Já tive este treco, mas nem lembro bem do que se trata.
Aprendi na prática a administrá-la, driblá-la e esquecê-la nos recônditos do meu cérebro de três neurônios. Pensando assim, sou um Garrincha mental. Bailo, irreverente, em meio aos problemas um dia julgados insolúveis!

Todos, sem exceção, têm este poder natural de autocontrole, auto-superação. Presente Divino!

Não sou o superperdido! Muito menos tenho vocação para Santo! Longe disto. Mas, minha auto-estima implora que o diga: sou um craque nesta área e, sobretudo, modesto.

Quando passei a escrever semanalmente a crônica Perdido na Metrópole estava apenas iniciando um processo, ensaiando um renascimento.

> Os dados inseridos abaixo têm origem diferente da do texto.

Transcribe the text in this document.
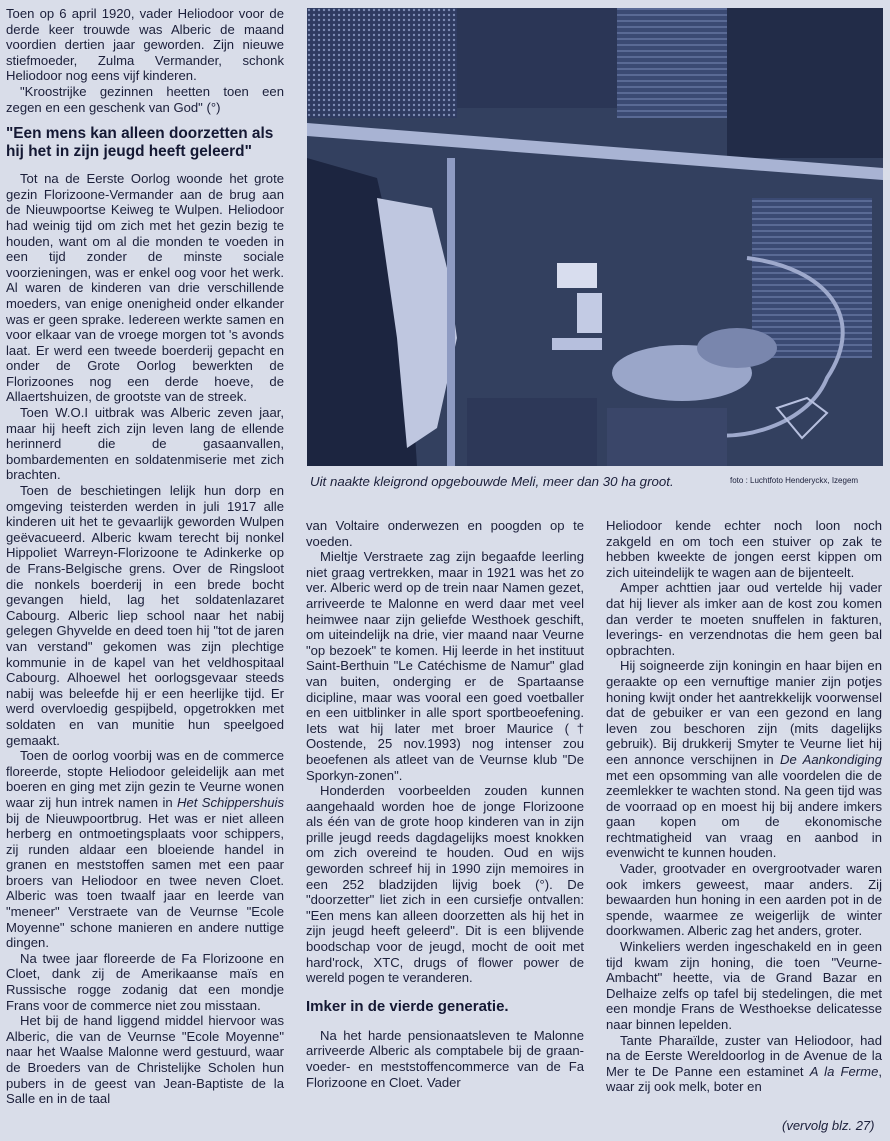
Toen op 6 april 1920, vader Heliodoor voor de derde keer trouwde was Alberic de maand voordien dertien jaar geworden. Zijn nieuwe stiefmoeder, Zulma Vermander, schonk Heliodoor nog eens vijf kinderen.

"Kroostrijke gezinnen heetten toen een zegen en een geschenk van God" (°)

"Een mens kan alleen doorzetten als hij het in zijn jeugd heeft geleerd"

Tot na de Eerste Oorlog woonde het grote gezin Florizoone-Vermander aan de brug aan de Nieuwpoortse Keiweg te Wulpen. Heliodoor had weinig tijd om zich met het gezin bezig te houden, want om al die monden te voeden in een tijd zonder de minste sociale voorzieningen, was er enkel oog voor het werk. Al waren de kinderen van drie verschillende moeders, van enige onenigheid onder elkander was er geen sprake. Iedereen werkte samen en voor elkaar van de vroege morgen tot 's avonds laat. Er werd een tweede boerderij gepacht en onder de Grote Oorlog bewerkten de Florizoones nog een derde hoeve, de Allaertshuizen, de grootste van de streek.

Toen W.O.I uitbrak was Alberic zeven jaar, maar hij heeft zich zijn leven lang de ellende herinnerd die de gasaanvallen, bombardementen en soldatenmiserie met zich brachten.

Toen de beschietingen lelijk hun dorp en omgeving teisterden werden in juli 1917 alle kinderen uit het te gevaarlijk geworden Wulpen geëvacueerd. Alberic kwam terecht bij nonkel Hippoliet Warreyn-Florizoone te Adinkerke op de Frans-Belgische grens. Over de Ringsloot die nonkels boerderij in een brede bocht gevangen hield, lag het soldatenlazaret Cabourg. Alberic liep school naar het nabij gelegen Ghyvelde en deed toen hij "tot de jaren van verstand" gekomen was zijn plechtige kommunie in de kapel van het veldhospitaal Cabourg. Alhoewel het oorlogsgevaar steeds nabij was beleefde hij er een heerlijke tijd. Er werd overvloedig gespijbeld, opgetrokken met soldaten en van munitie hun speelgoed gemaakt.

Toen de oorlog voorbij was en de commerce floreerde, stopte Heliodoor geleidelijk aan met boeren en ging met zijn gezin te Veurne wonen waar zij hun intrek namen in Het Schippershuis bij de Nieuwpoortbrug. Het was er niet alleen herberg en ontmoetingsplaats voor schippers, zij runden aldaar een bloeiende handel in granen en meststoffen samen met een paar broers van Heliodoor en twee neven Cloet. Alberic was toen twaalf jaar en leerde van "meneer" Verstraete van de Veurnse "Ecole Moyenne" schone manieren en andere nuttige dingen.

Na twee jaar floreerde de Fa Florizoone en Cloet, dank zij de Amerikaanse maïs en Russische rogge zodanig dat een mondje Frans voor de commerce niet zou misstaan.

Het bij de hand liggend middel hiervoor was Alberic, die van de Veurnse "Ecole Moyenne" naar het Waalse Malonne werd gestuurd, waar de Broeders van de Christelijke Scholen hun pubers in de geest van Jean-Baptiste de la Salle en in de taal

Uit naakte kleigrond opgebouwde Meli, meer dan 30 ha groot.	foto : Luchtfoto Henderyckx, Izegem

van Voltaire onderwezen en poogden op te voeden.

Mieltje Verstraete zag zijn begaafde leerling niet graag vertrekken, maar in 1921 was het zo ver. Alberic werd op de trein naar Namen gezet, arriveerde te Malonne en werd daar met veel heimwee naar zijn geliefde Westhoek geschift, om uiteindelijk na drie, vier maand naar Veurne "op bezoek" te komen. Hij leerde in het instituut Saint-Berthuin "Le Catéchisme de Namur" glad van buiten, onderging er de Spartaanse dicipline, maar was vooral een goed voetballer en een uitblinker in alle sport sportbeoefening. Iets wat hij later met broer Maurice († Oostende, 25 nov.1993) nog intenser zou beoefenen als atleet van de Veurnse klub "De Sporkyn-zonen".

Honderden voorbeelden zouden kunnen aangehaald worden hoe de jonge Florizoone als één van de grote hoop kinderen van in zijn prille jeugd reeds dagdagelijks moest knokken om zich overeind te houden. Oud en wijs geworden schreef hij in 1990 zijn memoires in een 252 bladzijden lijvig boek (°). De "doorzetter" liet zich in een cursiefje ontvallen: "Een mens kan alleen doorzetten als hij het in zijn jeugd heeft geleerd". Dit is een blijvende boodschap voor de jeugd, mocht de ooit met hard'rock, XTC, drugs of flower power de wereld pogen te veranderen.

Imker in de vierde generatie.

Na het harde pensionaatsleven te Malonne arriveerde Alberic als comptabele bij de graan-voeder- en meststoffencommerce van de Fa Florizoone en Cloet. Vader

Heliodoor kende echter noch loon noch zakgeld en om toch een stuiver op zak te hebben kweekte de jongen eerst kippen om zich uiteindelijk te wagen aan de bijenteelt.

Amper achttien jaar oud vertelde hij vader dat hij liever als imker aan de kost zou komen dan verder te moeten snuffelen in fakturen, leverings- en verzendnotas die hem geen bal opbrachten.

Hij soigneerde zijn koningin en haar bijen en geraakte op een vernuftige manier zijn potjes honing kwijt onder het aantrekkelijk voorwensel dat de gebuiker er van een gezond en lang leven zou beschoren zijn (mits dagelijks gebruik). Bij drukkerij Smyter te Veurne liet hij een annonce verschijnen in De Aankondiging met een opsomming van alle voordelen die de zeemlekker te wachten stond. Na geen tijd was de voorraad op en moest hij bij andere imkers gaan kopen om de ekonomische rechtmatigheid van vraag en aanbod in evenwicht te kunnen houden.

Vader, grootvader en overgrootvader waren ook imkers geweest, maar anders. Zij bewaarden hun honing in een aarden pot in de spende, waarmee ze weigerlijk de winter doorkwamen. Alberic zag het anders, groter.

Winkeliers werden ingeschakeld en in geen tijd kwam zijn honing, die toen "Veurne-Ambacht" heette, via de Grand Bazar en Delhaize zelfs op tafel bij stedelingen, die met een mondje Frans de Westhoekse delicatesse naar binnen lepelden.

Tante Pharaïlde, zuster van Heliodoor, had na de Eerste Wereldoorlog in de Avenue de la Mer te De Panne een estaminet A la Ferme, waar zij ook melk, boter en

(vervolg blz. 27)
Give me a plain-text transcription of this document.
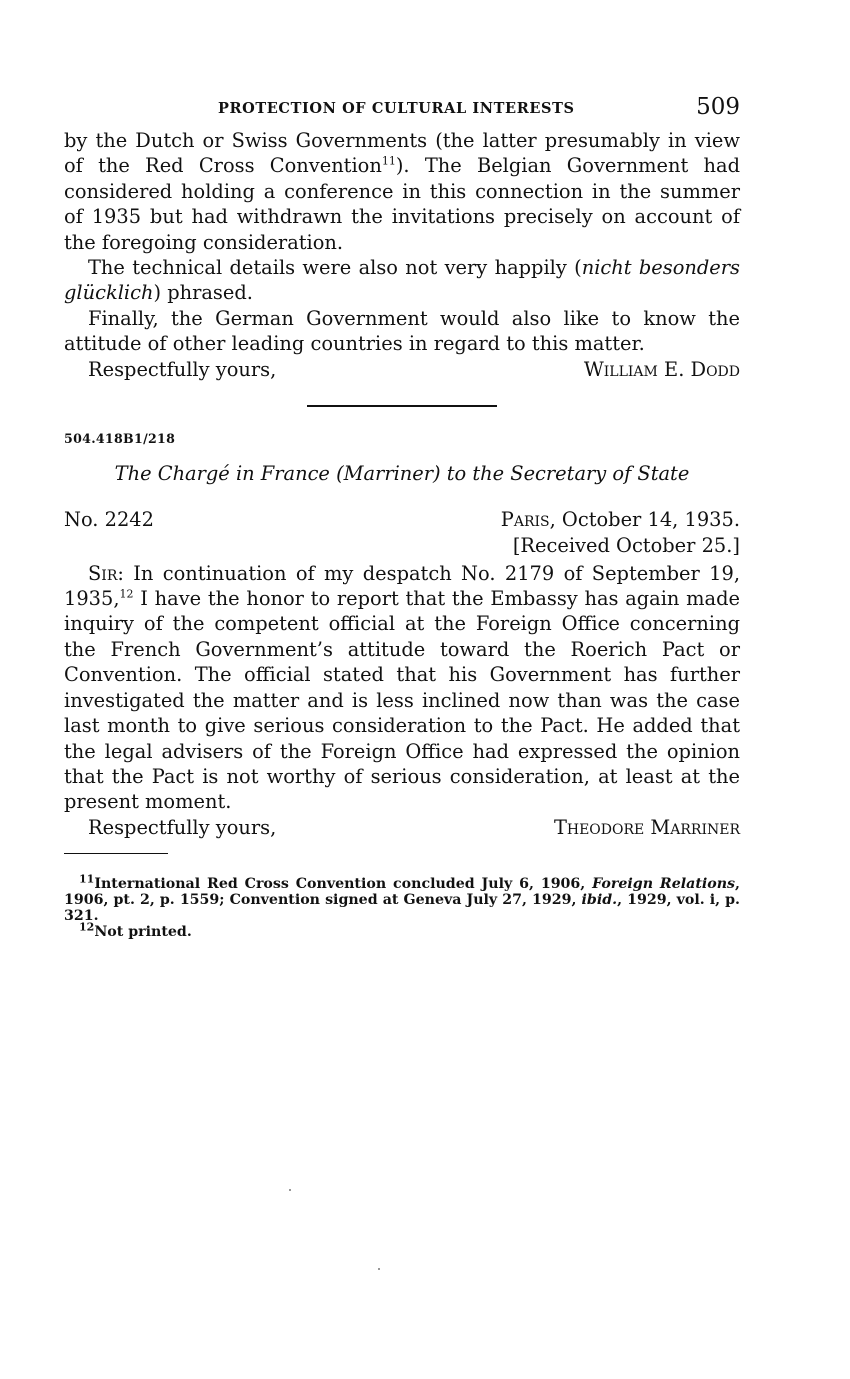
PROTECTION OF CULTURAL INTERESTS	509

by the Dutch or Swiss Governments (the latter presumably in view of the Red Cross Convention$^{11}$). The Belgian Government had considered holding a conference in this connection in the summer of 1935 but had withdrawn the invitations precisely on account of the foregoing consideration.

The technical details were also not very happily (nicht besonders glücklich) phrased.

Finally, the German Government would also like to know the attitude of other leading countries in regard to this matter.

Respectfully yours,	William E. Dodd
504.418B1/218
The Chargé in France (Marriner) to the Secretary of State
No. 2242	Paris, October 14, 1935.
[Received October 25.]

Sir: In continuation of my despatch No. 2179 of September 19, 1935,12 I have the honor to report that the Embassy has again made inquiry of the competent official at the Foreign Office concerning the French Government’s attitude toward the Roerich Pact or Convention. The official stated that his Government has further investigated the matter and is less inclined now than was the case last month to give serious consideration to the Pact. He added that the legal advisers of the Foreign Office had expressed the opinion that the Pact is not worthy of serious consideration, at least at the present moment.

Respectfully yours,	Theodore Marriner

$^{11}$International Red Cross Convention concluded July 6, 1906, Foreign Relations, 1906, pt. 2, p. 1559; Convention signed at Geneva July 27, 1929, ibid., 1929, vol. i, p. 321.

$^{12}$Not printed.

Hoje, mais de um ano depois, posso afirmar, convicto, que as fichas finalmente caíram... No orelhão da minha existência. Agora são cartões com créditos! Enfim...Caíram os créditos.

Morando sozinho na minha gigantesca kitchenette em plena gloriosa avenida São João, centro histórico de São Paulo, frente ao Genival, meu computador e fiel escudeiro, ouvindo o Adilsom, meu rádio bicho grilo vidrado em MPB, volto a dissecar minhas agruras cotidianas.

Como colunista, recebo centenas de mensagens todos os dias na “Caixa de Pandora” que é meu Outlook Express. Assessores de imprensa enviam suas sugestões de pauta. Devo admitir que é impossível ler tudo. Entretanto, alguns releases chamam mais minha atenção. Recebo textos sobre toda a sorte de assuntos! Fui convidado, certo dia, para experimentar alguns esportes radicais. Recusei radicalmente!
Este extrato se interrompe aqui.